863トンの購入と限定的売却──中央銀行の金戦略の本質

中央銀行が2025年に買い増した金量は金相場が過去最高値を更新するなかでも約863トンで、2010~2021年平均(473トン)を大きく上回る規模でした。世界各国の外貨準備に占める金の割合を増やしたいとの意識が強まり、WGCの「中央銀行金準備調査2025」でも95%の中央銀行が「世界の公的金準備は今後増加する」と回答し、自国として金保有を増やすと答えた割合も43%に達しました。このためポーランドが102トン、カザフスタン57トンなど多くの新興国が大口購入を続け、年間純購入量は歴史的高水準となりました。

売却量の把握

「約800トン購入したのなら、どれだけ売却したのか」という問いに対して、WGCは月次の中央銀行統計で「総購入」「総売却」「純購入」を示しています。公開されている月報から売却量が読み取れる主な月は以下のとおりです:

主な売却国・理由総売却量 (トン)出典
2025年3月ウズベキスタンが11t、シンガポール5t、キルギス2tを売却18tWGC月次統計
4月ウズベキスタンが3カ月連続で11t売却11tWGC月次統計
5月シンガポール5t、ウズベキスタン1t、ドイツ連銀1t。ウズベキスタンは年初来の売却が27tに達していた約7tWGC月次統計
7月インドネシア中央銀行が11t減少したため、当初の純購入10tは0に修正11tWGC月次統計
8月WGCブログによれば、売却はロシア3tとインドネシア2tで計5t(本文では数値のみ紹介)5tWGCブログ
9月スクラップモンスターの報道によるとウズベキスタンが4t売却し、純購入は39tだった4tScrapMonster
10月ロシアが3t減少3tWGC月次統計
11月ヨルダン2t、カタール1tの売却3tWGC月次統計
12月シンガポールが11t売却。
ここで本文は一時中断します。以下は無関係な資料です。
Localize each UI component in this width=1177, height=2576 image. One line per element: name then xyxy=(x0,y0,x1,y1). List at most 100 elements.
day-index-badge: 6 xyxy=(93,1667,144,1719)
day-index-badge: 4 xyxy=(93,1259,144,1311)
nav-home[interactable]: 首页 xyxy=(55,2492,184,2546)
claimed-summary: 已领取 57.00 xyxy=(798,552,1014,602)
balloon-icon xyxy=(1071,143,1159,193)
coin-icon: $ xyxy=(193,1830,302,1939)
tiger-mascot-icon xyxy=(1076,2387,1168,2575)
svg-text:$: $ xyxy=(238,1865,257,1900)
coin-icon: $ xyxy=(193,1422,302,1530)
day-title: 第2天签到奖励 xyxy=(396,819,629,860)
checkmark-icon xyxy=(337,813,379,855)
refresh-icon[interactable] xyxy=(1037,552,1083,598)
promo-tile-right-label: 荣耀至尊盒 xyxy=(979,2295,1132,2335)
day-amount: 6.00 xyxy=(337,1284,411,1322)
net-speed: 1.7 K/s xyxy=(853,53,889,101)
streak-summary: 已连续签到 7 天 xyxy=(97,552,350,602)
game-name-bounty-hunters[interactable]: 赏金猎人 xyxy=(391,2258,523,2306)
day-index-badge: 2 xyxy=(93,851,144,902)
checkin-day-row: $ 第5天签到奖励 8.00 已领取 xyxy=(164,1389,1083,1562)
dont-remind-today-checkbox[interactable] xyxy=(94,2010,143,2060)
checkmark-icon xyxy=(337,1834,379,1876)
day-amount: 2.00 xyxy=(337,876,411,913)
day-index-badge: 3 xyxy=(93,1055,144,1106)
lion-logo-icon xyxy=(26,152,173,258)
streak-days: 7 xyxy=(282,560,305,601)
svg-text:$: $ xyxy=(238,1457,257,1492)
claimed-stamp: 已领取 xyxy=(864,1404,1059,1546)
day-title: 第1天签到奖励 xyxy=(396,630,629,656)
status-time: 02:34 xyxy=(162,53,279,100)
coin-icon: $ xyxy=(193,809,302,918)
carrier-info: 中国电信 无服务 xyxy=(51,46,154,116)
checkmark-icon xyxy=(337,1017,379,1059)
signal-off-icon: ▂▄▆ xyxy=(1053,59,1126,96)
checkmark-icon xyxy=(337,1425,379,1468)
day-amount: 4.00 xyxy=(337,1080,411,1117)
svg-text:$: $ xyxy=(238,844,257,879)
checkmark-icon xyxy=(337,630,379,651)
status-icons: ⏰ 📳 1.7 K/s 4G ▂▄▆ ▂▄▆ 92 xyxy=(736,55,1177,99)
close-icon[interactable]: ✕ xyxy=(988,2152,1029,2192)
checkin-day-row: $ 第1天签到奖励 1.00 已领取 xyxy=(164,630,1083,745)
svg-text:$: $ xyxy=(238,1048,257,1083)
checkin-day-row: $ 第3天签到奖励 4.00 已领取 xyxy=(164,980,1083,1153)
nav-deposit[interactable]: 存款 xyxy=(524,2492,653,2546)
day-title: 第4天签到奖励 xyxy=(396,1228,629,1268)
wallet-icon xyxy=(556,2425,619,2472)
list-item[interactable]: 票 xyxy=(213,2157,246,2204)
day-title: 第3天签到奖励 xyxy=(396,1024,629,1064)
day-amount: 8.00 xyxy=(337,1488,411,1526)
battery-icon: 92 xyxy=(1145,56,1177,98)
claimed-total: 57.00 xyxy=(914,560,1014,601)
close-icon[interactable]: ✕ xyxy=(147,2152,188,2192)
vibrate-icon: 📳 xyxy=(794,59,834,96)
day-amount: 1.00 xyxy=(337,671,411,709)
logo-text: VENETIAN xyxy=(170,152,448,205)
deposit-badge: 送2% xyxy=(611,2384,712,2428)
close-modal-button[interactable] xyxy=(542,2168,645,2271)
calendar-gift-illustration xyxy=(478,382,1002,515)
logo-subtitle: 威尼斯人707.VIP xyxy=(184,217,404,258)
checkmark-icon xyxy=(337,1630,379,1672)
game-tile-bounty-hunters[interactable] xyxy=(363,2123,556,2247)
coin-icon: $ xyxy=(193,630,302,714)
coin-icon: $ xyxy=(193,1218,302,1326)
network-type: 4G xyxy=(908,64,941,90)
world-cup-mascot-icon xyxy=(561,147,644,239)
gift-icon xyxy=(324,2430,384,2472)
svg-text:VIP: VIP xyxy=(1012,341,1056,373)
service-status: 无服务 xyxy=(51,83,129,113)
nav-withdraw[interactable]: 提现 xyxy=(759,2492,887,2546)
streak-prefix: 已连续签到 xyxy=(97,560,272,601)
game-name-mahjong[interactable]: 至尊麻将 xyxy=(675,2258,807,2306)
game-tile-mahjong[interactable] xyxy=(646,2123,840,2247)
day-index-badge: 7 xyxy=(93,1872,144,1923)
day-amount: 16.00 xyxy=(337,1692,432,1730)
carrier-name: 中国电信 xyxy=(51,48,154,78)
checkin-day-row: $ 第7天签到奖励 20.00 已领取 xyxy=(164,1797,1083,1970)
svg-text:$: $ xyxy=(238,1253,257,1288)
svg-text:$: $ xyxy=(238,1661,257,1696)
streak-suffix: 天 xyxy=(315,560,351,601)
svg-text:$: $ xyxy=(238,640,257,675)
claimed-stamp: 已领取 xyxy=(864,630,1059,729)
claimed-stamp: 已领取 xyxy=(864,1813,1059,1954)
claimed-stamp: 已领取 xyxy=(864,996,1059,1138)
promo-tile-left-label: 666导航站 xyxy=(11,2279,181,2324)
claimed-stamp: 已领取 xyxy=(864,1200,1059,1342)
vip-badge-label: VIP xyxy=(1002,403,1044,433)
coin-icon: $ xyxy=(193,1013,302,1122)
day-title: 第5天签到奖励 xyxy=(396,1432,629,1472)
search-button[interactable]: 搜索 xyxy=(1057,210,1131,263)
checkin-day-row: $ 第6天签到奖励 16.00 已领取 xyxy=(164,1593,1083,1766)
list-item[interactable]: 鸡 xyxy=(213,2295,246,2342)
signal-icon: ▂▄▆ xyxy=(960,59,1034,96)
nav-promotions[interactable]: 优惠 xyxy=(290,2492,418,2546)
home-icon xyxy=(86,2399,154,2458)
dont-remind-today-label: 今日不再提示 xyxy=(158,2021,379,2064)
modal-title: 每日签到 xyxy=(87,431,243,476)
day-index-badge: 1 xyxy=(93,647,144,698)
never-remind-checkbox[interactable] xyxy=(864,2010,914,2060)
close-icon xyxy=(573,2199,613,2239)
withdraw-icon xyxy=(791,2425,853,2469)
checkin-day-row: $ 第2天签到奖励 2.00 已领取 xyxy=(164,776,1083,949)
総購入30tに対して総売却11tで月間純購入は19t11tWGC月次統計・Kitco記事

公開データのある月を合算すると、2025年に中央銀行が売却した金は 約70〜75トン と推定されます。3月の18トンや7月の11トンなど数値の大きい月もありましたが、年間を通して売却量は購入量の約863トンに比べればわずかです。

弁証法的考察

  1. 命題(買い増しの流れ)
    2025年はポーランド・カザフスタン・アゼルバイジャン・ブラジルなど新興国を中心に金保有の拡大が続き、純購入量は863トンに達しました。各国が金を外貨準備の戦略的資産と位置付け、インフレや地政学リスクへのヘッジ、ドル依存度低下(脱ドル化)を目的に積極的に買い増しています。WGC調査でも大半の中央銀行が将来の保有拡大を予想しています。
  2. 反命題(売却・調整の動き)
    一方で、特定の中央銀行は金準備の一部を売却しました。シンガポール金融管理局は5月に5t、12月に11t売却し、年末時点で26tの純売り手となっています。ウズベキスタンは初春に11t規模の売却を続けた後、後半には買い手に転じました。インドネシアは7月に11t減少させ、ロシアやトルコなども一時的に金準備を減らしました。背景には、金価格の高騰を利用した外貨調達や、財政資金確保のための金‐通貨スワップ、国内硬貨発行用の金地金需要(ドイツ連銀の1t売却)など実務上の事情があります。これらは短期的な流動性確保やポートフォリオ調整の一環であり、長期的な金への信頼が失われたわけではありません。
  3. 総合(長期的な買い増しトレンドの中の調整)
    強力な買い増し(863トン)と限定的な売却(約70–75トン)が併存したことで、純需要は約790トンに達しました。売却は主に個別要因による一時的な調整であり、多数の中央銀行が引き続き金保有を増やす姿勢を示していることから、金の戦略的価値が再確認されたと言えます。つまり、短期的な売り(反命題)が存在しても長期的な買い増し(命題)を覆すものではなく、その対立から「金は依然として安定資産であり、保有を拡大する流れは続く」という総合的な結論が導かれます。

このように、2025年の中央銀行金市場は積極的な買い増しと限定的な売却という弁証法的な動きを見せました。売却量は約70〜75トンと推定され、買い増し量に対して極めて小さく、長期的な金保有拡大の流れを損なうものではありません。